There are many other examples of the education reform movement simply promoting their own agenda, regardless of facts, data, research, community views or reality - and that is certainly what happened here with the K-3 standards.

Edward Miller and Nancy Carlsson-Paige say we must do this:

The Common Core Standards are now the law in 46 states. But it’s not too late to unearth the facts about how and why they were created, and to raise an alarm about the threat they represent.

The stakes are enormous. Dr. Carla Horwitz of the Yale Child Study Center notes that many of our most experienced and gifted teachers of young children are giving up in despair. “They are leaving the profession,” says Horwitz, “because they can no longer do what they know will ensure learning and growth in the broadest, deepest way. The Core Standards will cause suffering, not learning, for many, many young children.”

Our first task as a society is to protect our children. The imposition of these standards endangers them. To learn more about how early childhood educators are working to defend young children, see Defending the Early Years.

When even the education reform-friendly NY Post publishes articles showing the damage that Common Core is causing to children in K-3, you know that a groundswell against Common Core can build when people, particularly parents, see what Common Core is going to do to their children.

Common Core proponents can ignore the critiques, as they did with the Joint Statement, or they can go on the attack against them, as they sometimes do, but because these standards are so damaging to children, are completely bereft of any research support, and defy common sense for how we should treat and educate young children, they are going to increasingly find themselves on the spot trying to defend their new standards.

They did all their work in secret and thus were able to ram these standards through with little opposition.

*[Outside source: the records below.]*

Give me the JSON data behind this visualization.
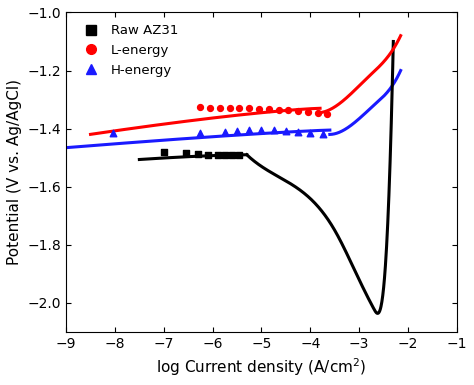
{
  "title": "",
  "xlabel": "log Current density (A/cm$^2$)",
  "ylabel": "Potential (V vs. Ag/AgCl)",
  "xlim": [
    -9,
    -1
  ],
  "ylim": [
    -2.1,
    -1.0
  ],
  "xticks": [
    -9,
    -8,
    -7,
    -6,
    -5,
    -4,
    -3,
    -2,
    -1
  ],
  "yticks": [
    -2.0,
    -1.8,
    -1.6,
    -1.4,
    -1.2,
    -1.0
  ],
  "background_color": "#ffffff",
  "raw_color": "#000000",
  "l_color": "#ff0000",
  "h_color": "#1a1aff",
  "raw_scatter_x": [
    -7.0,
    -6.55,
    -6.3,
    -6.1,
    -5.9,
    -5.75,
    -5.6,
    -5.45
  ],
  "raw_scatter_y": [
    -1.48,
    -1.485,
    -1.488,
    -1.49,
    -1.49,
    -1.49,
    -1.49,
    -1.49
  ],
  "l_scatter_x": [
    -6.25,
    -6.05,
    -5.85,
    -5.65,
    -5.45,
    -5.25,
    -5.05,
    -4.85,
    -4.65,
    -4.45,
    -4.25,
    -4.05,
    -3.85,
    -3.65
  ],
  "l_scatter_y": [
    -1.325,
    -1.328,
    -1.328,
    -1.33,
    -1.33,
    -1.33,
    -1.332,
    -1.332,
    -1.335,
    -1.337,
    -1.34,
    -1.342,
    -1.345,
    -1.348
  ],
  "h_scatter_x": [
    -8.05,
    -6.25,
    -5.75,
    -5.5,
    -5.25,
    -5.0,
    -4.75,
    -4.5,
    -4.25,
    -4.0,
    -3.75
  ],
  "h_scatter_y": [
    -1.415,
    -1.415,
    -1.41,
    -1.408,
    -1.405,
    -1.405,
    -1.405,
    -1.408,
    -1.41,
    -1.415,
    -1.42
  ]
}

But the opposition to these damaging standards will mount as people see just what they are and what they are doing to children.

1 comment:

  1. These standards were created in isolation from the real world of schools, students, and teachers and they operate in isolation from one another. They read like prescriptions for scripted teacher presentations and scripted student responses as if the only thing that matters in an educational environment is assessment, assessment, assessment (of students and teachers, often at the same time). There have been a multitude of criticisms of the standards, and it's just possible that at some point in the future, public education will settle into a way of presenting them to students so that real learning takes place. Even supporters of CC will admit that a period of "adjustment" is inevitable, but this period entails that: students and teachers will experience stress and anxiety; that all students will be "assessed" based on the standards irregardless of their potential abilities; that administrators will push for implementation and make demands on outcomes (test scores); and that good teachers and students, good classrooms and classes, good lessons and projects will be pushed aside so that CC lessons can be taught--and in this "testing" period, perhaps not taught well--to the exclusion of all of the old ways of constructing experiences for students in a classroom. What this means for public education is unknowable at this point. But already, the stress signs are showing in classrooms all over the nation. I'm a public school teacher with 27 years in the classroom and I see this as a turning point for public schools where acceptance is uncertain and resistance is building. But the major concern is how resources will be allotted, what will be cut, and how will our students--our children--come out at the end of the process. Will they continue to see benefit in the education that is supposed to be serving their needs? Or are we, in the end, shortchanging our students by inundating them with the types of "lessons" that school districts believe the CC requires?